Who would pay for the escort service? The owners of the ships being escorted. The fees would, naturally, be passed along to the customers.
The alternative is to train and arm the crews to a level that they can repel attacks. To the best of my knowledge, only Israel's Zim does this, which may explain why there are no attacks on ships flying Israel's colors. A cargo vessel is a much more stable platform from which to fire weapons than the pirates' smaller attack vessels. The only disadvantage for the merchant ship is head count - a modern container ship has a crew of less than 10.
Since merchant ship crews often are pick-up crews made of several nationalities and loyalties, "weaponizing" ships a la Zim is generally contra-indicated.
Which brings us back to convoys.
A look at the map of Africa and its close Asian neighbors (Yemen, Oman), along with a history or pirate attacks would indicate where convoy protection is most needed. The need for protection along one coastline may change from time to time depending on local political and economic conditions. Shipping companies can check with their foreign offices (in U.S., the State Department) for fairly up-to-date information. Likewise, navies can shift their resources as necessary.

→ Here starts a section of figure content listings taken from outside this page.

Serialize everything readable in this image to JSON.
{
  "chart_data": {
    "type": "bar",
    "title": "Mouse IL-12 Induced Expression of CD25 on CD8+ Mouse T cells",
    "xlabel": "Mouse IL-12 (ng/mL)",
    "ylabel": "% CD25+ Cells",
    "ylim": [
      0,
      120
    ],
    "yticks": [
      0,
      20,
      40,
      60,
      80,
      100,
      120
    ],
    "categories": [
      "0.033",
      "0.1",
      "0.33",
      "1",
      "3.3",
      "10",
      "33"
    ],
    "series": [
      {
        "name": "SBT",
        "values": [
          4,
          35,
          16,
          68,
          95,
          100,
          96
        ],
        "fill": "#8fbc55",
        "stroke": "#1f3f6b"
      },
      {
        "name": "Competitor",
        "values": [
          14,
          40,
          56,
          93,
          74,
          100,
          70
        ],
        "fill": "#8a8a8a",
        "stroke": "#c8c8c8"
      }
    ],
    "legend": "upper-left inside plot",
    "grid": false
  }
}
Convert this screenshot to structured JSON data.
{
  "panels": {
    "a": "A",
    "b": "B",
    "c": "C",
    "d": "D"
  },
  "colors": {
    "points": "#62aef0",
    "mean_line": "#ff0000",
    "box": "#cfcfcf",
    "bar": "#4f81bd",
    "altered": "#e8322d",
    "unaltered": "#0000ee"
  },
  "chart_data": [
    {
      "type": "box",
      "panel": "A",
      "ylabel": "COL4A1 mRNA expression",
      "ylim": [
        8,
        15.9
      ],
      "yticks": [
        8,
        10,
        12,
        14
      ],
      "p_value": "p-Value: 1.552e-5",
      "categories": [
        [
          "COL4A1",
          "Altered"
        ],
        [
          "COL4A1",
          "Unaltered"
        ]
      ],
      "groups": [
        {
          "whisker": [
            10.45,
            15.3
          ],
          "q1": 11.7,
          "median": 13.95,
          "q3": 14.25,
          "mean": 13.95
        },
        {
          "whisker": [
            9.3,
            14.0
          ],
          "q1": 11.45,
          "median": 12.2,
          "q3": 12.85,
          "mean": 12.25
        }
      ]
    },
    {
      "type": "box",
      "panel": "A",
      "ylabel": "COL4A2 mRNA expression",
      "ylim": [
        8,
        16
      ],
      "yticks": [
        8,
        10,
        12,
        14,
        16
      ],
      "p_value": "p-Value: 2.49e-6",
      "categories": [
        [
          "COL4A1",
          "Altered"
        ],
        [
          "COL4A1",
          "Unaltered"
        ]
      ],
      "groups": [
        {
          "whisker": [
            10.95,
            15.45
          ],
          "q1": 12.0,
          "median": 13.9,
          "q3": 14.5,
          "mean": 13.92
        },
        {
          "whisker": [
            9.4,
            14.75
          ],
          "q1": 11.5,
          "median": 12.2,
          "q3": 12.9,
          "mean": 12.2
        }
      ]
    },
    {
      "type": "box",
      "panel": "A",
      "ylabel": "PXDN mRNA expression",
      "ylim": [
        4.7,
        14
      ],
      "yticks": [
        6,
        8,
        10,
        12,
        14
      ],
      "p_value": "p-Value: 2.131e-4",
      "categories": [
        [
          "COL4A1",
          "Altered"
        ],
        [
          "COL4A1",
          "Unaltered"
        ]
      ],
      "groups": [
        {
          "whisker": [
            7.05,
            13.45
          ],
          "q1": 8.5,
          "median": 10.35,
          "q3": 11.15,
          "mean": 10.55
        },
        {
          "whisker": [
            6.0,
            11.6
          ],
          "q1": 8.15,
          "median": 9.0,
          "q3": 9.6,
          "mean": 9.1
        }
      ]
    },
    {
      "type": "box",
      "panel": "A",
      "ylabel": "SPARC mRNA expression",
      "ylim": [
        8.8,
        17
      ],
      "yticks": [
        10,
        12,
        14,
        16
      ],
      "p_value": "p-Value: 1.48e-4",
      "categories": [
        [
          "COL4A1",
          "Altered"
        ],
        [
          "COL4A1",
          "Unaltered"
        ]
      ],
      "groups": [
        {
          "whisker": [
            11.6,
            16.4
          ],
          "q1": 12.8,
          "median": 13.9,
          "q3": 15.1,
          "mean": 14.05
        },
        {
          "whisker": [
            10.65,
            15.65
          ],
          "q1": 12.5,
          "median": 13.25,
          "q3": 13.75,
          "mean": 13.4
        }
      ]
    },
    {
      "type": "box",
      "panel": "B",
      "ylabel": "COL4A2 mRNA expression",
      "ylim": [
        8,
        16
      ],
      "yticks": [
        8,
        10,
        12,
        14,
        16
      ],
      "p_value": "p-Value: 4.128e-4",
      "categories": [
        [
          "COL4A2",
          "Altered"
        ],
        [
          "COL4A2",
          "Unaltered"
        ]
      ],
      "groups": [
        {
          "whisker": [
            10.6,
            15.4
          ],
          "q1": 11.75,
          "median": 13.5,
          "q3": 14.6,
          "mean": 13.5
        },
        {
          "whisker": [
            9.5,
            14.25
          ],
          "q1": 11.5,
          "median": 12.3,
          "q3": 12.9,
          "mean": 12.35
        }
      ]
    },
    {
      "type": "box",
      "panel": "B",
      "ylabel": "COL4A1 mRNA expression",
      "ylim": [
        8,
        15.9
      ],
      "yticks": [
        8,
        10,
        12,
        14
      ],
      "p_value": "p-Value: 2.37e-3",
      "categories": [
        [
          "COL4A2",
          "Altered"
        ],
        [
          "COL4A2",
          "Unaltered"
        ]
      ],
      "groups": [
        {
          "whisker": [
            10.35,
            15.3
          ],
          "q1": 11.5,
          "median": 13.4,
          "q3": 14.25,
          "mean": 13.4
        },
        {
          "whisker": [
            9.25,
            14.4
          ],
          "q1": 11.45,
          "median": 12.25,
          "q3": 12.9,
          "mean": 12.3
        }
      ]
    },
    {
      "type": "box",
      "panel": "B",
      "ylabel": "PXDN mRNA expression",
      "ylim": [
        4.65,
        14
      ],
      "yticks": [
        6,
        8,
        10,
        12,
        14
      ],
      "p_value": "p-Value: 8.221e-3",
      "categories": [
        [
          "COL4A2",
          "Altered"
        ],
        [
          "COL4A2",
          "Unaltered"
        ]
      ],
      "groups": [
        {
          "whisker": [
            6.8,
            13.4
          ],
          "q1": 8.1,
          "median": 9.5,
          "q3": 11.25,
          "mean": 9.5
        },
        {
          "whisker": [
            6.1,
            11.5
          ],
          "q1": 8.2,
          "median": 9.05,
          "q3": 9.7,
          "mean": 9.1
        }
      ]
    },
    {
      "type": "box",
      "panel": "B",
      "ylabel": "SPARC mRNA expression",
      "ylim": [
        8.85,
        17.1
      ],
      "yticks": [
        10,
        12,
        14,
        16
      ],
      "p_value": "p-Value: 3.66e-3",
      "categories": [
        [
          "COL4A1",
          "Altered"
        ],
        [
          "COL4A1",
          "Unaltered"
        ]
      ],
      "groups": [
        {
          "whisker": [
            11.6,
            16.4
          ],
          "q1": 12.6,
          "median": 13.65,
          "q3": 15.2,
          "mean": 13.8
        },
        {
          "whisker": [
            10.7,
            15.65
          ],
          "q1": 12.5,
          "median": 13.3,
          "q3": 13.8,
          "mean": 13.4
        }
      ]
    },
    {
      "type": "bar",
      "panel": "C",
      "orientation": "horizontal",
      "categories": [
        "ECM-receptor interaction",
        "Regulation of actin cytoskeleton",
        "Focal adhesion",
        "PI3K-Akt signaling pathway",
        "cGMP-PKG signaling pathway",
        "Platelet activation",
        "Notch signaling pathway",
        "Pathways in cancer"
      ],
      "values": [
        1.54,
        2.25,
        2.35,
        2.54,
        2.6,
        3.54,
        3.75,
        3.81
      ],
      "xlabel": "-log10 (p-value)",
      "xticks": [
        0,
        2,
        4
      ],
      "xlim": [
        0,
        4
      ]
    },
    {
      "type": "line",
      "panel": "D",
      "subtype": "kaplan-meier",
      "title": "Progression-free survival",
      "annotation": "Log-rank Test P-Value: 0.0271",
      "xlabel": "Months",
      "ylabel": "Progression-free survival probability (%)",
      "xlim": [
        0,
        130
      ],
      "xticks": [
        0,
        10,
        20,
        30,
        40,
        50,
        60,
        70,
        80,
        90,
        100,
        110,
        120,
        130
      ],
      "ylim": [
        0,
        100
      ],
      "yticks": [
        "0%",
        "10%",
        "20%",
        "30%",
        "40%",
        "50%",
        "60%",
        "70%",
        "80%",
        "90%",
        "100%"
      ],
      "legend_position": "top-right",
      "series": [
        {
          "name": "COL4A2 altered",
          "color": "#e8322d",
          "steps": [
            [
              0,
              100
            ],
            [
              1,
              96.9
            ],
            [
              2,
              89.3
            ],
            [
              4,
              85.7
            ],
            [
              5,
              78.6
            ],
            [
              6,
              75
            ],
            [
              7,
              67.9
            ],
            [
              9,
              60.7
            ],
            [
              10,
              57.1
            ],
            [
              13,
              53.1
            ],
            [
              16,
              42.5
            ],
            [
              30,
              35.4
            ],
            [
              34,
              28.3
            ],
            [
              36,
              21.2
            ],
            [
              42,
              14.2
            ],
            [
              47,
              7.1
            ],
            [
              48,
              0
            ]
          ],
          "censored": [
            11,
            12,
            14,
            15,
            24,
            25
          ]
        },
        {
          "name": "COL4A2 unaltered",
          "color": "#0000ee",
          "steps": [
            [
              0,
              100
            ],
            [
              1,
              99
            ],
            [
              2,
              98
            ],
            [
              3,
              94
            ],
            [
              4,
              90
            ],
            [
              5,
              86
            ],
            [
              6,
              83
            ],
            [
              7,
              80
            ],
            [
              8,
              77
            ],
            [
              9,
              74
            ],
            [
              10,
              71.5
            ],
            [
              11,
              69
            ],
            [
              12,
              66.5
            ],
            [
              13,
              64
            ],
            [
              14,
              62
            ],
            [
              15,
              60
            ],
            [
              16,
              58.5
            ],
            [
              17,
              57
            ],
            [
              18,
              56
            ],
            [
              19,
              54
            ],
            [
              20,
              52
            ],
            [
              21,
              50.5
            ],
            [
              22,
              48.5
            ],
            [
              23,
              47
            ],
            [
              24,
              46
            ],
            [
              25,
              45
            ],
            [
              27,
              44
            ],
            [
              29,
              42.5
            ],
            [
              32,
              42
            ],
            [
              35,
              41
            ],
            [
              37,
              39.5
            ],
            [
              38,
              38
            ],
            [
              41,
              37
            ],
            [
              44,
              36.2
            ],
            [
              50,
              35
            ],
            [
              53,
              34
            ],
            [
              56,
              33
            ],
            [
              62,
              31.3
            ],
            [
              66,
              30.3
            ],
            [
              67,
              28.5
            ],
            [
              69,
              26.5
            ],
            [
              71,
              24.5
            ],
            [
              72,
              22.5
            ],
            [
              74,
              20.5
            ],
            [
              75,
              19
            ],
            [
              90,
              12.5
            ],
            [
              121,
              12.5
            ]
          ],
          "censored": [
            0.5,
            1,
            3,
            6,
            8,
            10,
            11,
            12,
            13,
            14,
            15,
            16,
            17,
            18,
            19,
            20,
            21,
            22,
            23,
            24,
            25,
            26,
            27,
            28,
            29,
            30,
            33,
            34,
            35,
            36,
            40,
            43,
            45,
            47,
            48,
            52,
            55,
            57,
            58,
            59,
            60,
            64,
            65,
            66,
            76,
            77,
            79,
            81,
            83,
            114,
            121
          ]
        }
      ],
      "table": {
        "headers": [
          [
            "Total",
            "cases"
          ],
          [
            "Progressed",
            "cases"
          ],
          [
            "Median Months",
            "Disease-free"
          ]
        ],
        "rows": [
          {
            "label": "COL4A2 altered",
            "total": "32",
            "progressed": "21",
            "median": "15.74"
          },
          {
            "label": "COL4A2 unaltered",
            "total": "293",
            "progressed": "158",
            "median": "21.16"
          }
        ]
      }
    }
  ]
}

Africa, by the way, is not the only place pirates call home. They also operate out of the Pacific. According to the U.S. State Department's Travel.State.gov site, "Piracy at sea is a worldwide phenomenon which has affected not only the coasts of Africa, but also Indonesia, Malaysia, the Philippines, Yemen, and Venezuela. U.S. citizens considering travel by sea should exercise caution when near and within these coastal areas."
A naval presence does greatly reduce the threat of piracy. According to the State Department, "Pirate activity in the Straits of Malacca has declined significantly since 2005 due to increased military patrols and vessel security."
"Millions for defense, but not one cent for tribute." A famous expression often linked to the Marines at Tripoli; in truth it is associated with a U.S. disagreement with France. None-the-less, if piracy is to be eliminated, the pirates' victims should bear at least part of the cost - the rest can be billed to the navies as "training expenses."
Today there are two options:
One: Arm the crews with weapons to successfully defend their ships and train the crews to use the weapons safely. (Will they use them when needed?)